Local Items--The Vandal McCausland
(Column 2)
Summary: According to information provided by a "reliable officer in the Veteran Reserve Corps, contrary to earlier reports, Gen. McCausland, the rebel who led the attack on Chambersburg, is still alive. After turning himself over to Union troops near Charlestown, Va., recently, he was paroled and is now "said to be very comfortably fixed, and living in luxury."
Local Items
(Column 2)
Summary: Informs readers that the annual meeting of the Snow Hill Society, known as the Seventh Day Baptists, that was held near Waynesboro was well-attended. It is estimated that between 3,000 and 5,000 people were present for the occasion.
Local Items--The Repository Building
(Column 3)
Summary: Announces the Repository Association's purchase of the lot on the corner of the Diamond, which, until recently, was occupied by Franklin Hall. The Association intends on constructing a three story building there to house the newspaper's counting and editorial rooms. There will also be space for five stores and offices on the first floor and a "commodious Public Hall" on the second.
Local Items--Died Of Starvation
(Column 3)
Summary: George S. Eyster, a member Co. E., 11th Penna. Cavalry, died on Feb. 1st from starvation while being held at a prisoner camp in Florence, South Carolina. Eyster was captured by the rebels on the Weldon Railroad last summer.
(Names in announcement: George S. Eyster)
Local Items--Consolidation of Railroads
(Column 3)
Summary: On May 31st, the stockholders of the Cumberland Valley and Franklin Railroad unanimously approved the agreement to merge the two companies. The new partnership, chartered under the Franklin Railroad Company, controls a line that extends from Harrisburg, Pa., to Hagerstown, Md., a distance of 72 miles.
Local Items--Mustered Out
(Column 3)
Summary: After serving in Chambersburg for several months, Battery A. 1st New York Artillery left for Elmira where it will be mustered out.
Local Items--Returned
(Column 3)
Summary: Having been honorably discharged, the companies under Capt. Kuhn (formerly McCulloch's) and McKnight returned last Wednesday. The troops saw battle in the Richmond campaign, under Sheridan, and were present for Lee's surrender.
(Column 4)
Summary: On June 6th, William S. Everett and Charlotte S. Reed were married by Rev. Williams, of Pittsburgh.

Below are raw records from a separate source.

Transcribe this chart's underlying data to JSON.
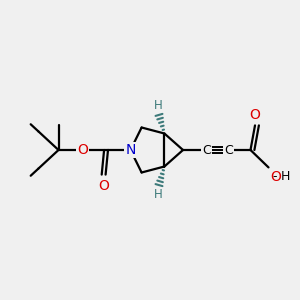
{
  "bg_color": "#f0f0f0",
  "bond_color": "#000000",
  "N_color": "#0000cc",
  "O_color": "#dd0000",
  "H_color": "#3d7a7a",
  "C_color": "#000000",
  "figsize": [
    3.0,
    3.0
  ],
  "dpi": 100,
  "xlim": [
    0,
    10
  ],
  "ylim": [
    0,
    10
  ],
  "lw": 1.6,
  "lw_triple": 1.4
}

(Names in announcement: William S. Everett, Charlotte S. Reed, Rev Williams)
(Column 4)
Summary: On June 13th, J. M. Reedy and Lydia C. Copp, both of Shenandoah county, Va., were married by Rev. S. H. C. Smith.
(Names in announcement: J. M. Reedy, Lydia C. Copp, Rev. S. H. C. Smith)
(Column 4)
Summary: On June 6th, James Jacob Creigh and Emma C., daughter of John Barber, were married by Thomas Creigh, D. D.

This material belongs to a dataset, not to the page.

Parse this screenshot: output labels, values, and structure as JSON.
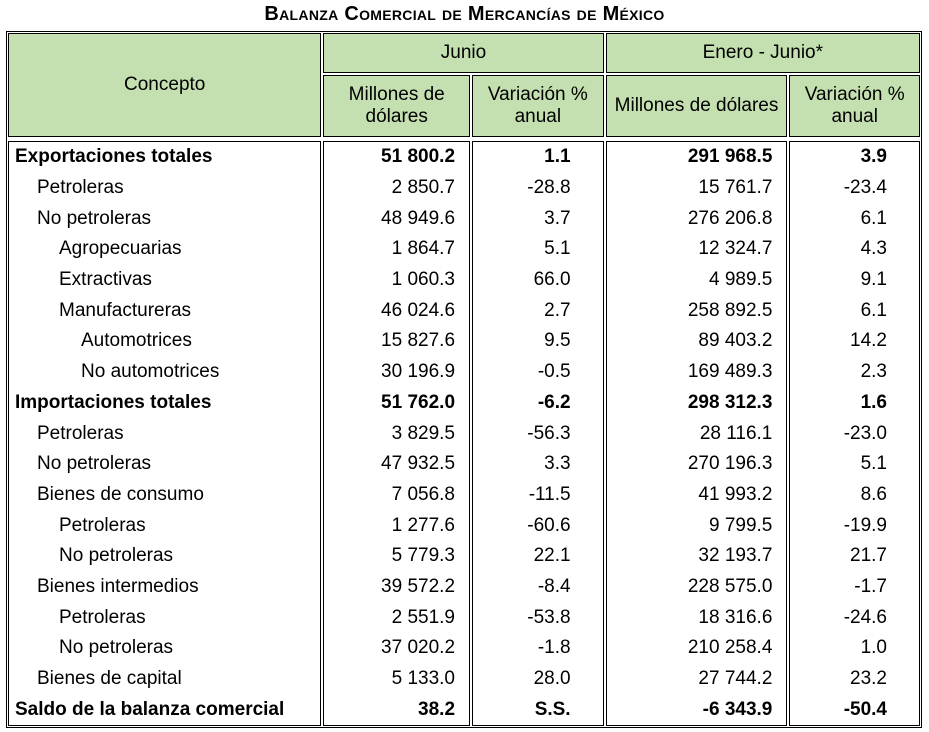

(Names in announcement: James Jacob Creigh, Emma C. Barber, John Barber, Thomas CreighD. D.)
(Column 4)
Summary: On May 30th, Robert Elliot, son of John H. and Caroline Walker, died. Robert was 4 years old.

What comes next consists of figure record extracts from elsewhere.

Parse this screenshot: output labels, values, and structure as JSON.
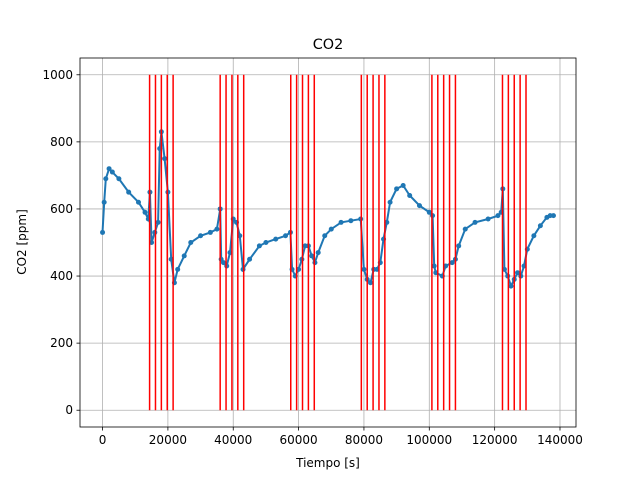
{
  "chart_data": {
    "type": "line",
    "title": "CO2",
    "xlabel": "Tiempo [s]",
    "ylabel": "CO2 [ppm]",
    "x": [
      0,
      500,
      1000,
      2000,
      3000,
      5000,
      8000,
      11000,
      13000,
      14000,
      14500,
      15000,
      16000,
      17000,
      17500,
      18000,
      19000,
      20000,
      21000,
      22000,
      23000,
      25000,
      27000,
      30000,
      33000,
      35000,
      36000,
      36300,
      37000,
      38000,
      39000,
      40000,
      41000,
      42000,
      43000,
      45000,
      48000,
      50000,
      53000,
      56000,
      57500,
      58000,
      59000,
      60000,
      61000,
      62000,
      63000,
      64000,
      65000,
      66000,
      68000,
      70000,
      73000,
      76000,
      79000,
      80000,
      81000,
      82000,
      83000,
      84000,
      85000,
      86000,
      87000,
      88000,
      90000,
      92000,
      94000,
      97000,
      100000,
      101000,
      101500,
      102000,
      104000,
      105000,
      107000,
      108000,
      109000,
      111000,
      114000,
      118000,
      121000,
      122000,
      122500,
      123000,
      124000,
      125000,
      126000,
      127000,
      128000,
      129000,
      130000,
      132000,
      134000,
      136000,
      137000,
      138000
    ],
    "values": [
      530,
      620,
      690,
      720,
      710,
      690,
      650,
      620,
      590,
      570,
      650,
      500,
      530,
      560,
      780,
      830,
      750,
      650,
      450,
      380,
      420,
      460,
      500,
      520,
      530,
      540,
      600,
      450,
      440,
      430,
      470,
      570,
      560,
      520,
      420,
      450,
      490,
      500,
      510,
      520,
      530,
      420,
      400,
      420,
      450,
      490,
      490,
      460,
      440,
      470,
      520,
      540,
      560,
      565,
      570,
      420,
      390,
      380,
      420,
      420,
      440,
      510,
      560,
      620,
      660,
      670,
      640,
      610,
      590,
      580,
      430,
      410,
      400,
      430,
      440,
      450,
      490,
      540,
      560,
      570,
      580,
      590,
      660,
      420,
      400,
      370,
      390,
      410,
      400,
      430,
      480,
      520,
      550,
      575,
      580,
      580
    ],
    "color": "#1f77b4",
    "vlines": [
      14400,
      16200,
      18000,
      19800,
      21600,
      36000,
      37800,
      39600,
      41400,
      43200,
      57600,
      59400,
      61200,
      63000,
      64800,
      79200,
      81000,
      82800,
      84600,
      86400,
      100800,
      102600,
      104400,
      106200,
      108000,
      122400,
      124200,
      126000,
      127800,
      129600
    ],
    "vline_range": [
      0,
      1000
    ],
    "vline_color": "#ff0000",
    "xlim": [
      -6900,
      144900
    ],
    "ylim": [
      -50,
      1050
    ],
    "xticks": [
      0,
      20000,
      40000,
      60000,
      80000,
      100000,
      120000,
      140000
    ],
    "yticks": [
      0,
      200,
      400,
      600,
      800,
      1000
    ],
    "grid": true
  }
}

(Names in announcement: Robert Elliot Walker, John H. Walker, Caroline Walker)
(Column 4)
Summary: On June 1st, Susana Reed, 50, died after suffering the effects of a "lingering illness."
(Names in announcement: Susana Reed)
(Column 4)
Summary: On May 26th, John Barr, son of Frederick and Eliza Burket, died of scarlet fever. John was 7 months old.
(Names in announcement: John Barr Burket, Frederick Burket, Eliza Burket)
(Column 4)
Summary: On May 26th, Maj. Henry Leader, formerly of Franklin county, died at the home of his son, Dr. Henry Leader, in Michigan. Leader was 79 years old.
(Names in announcement: Maj. Henry Leader, Dr. Henry Leader)
(Column 4)
Summary: On June 6th, Rosannah Tosten, 29, died near Welsh Run.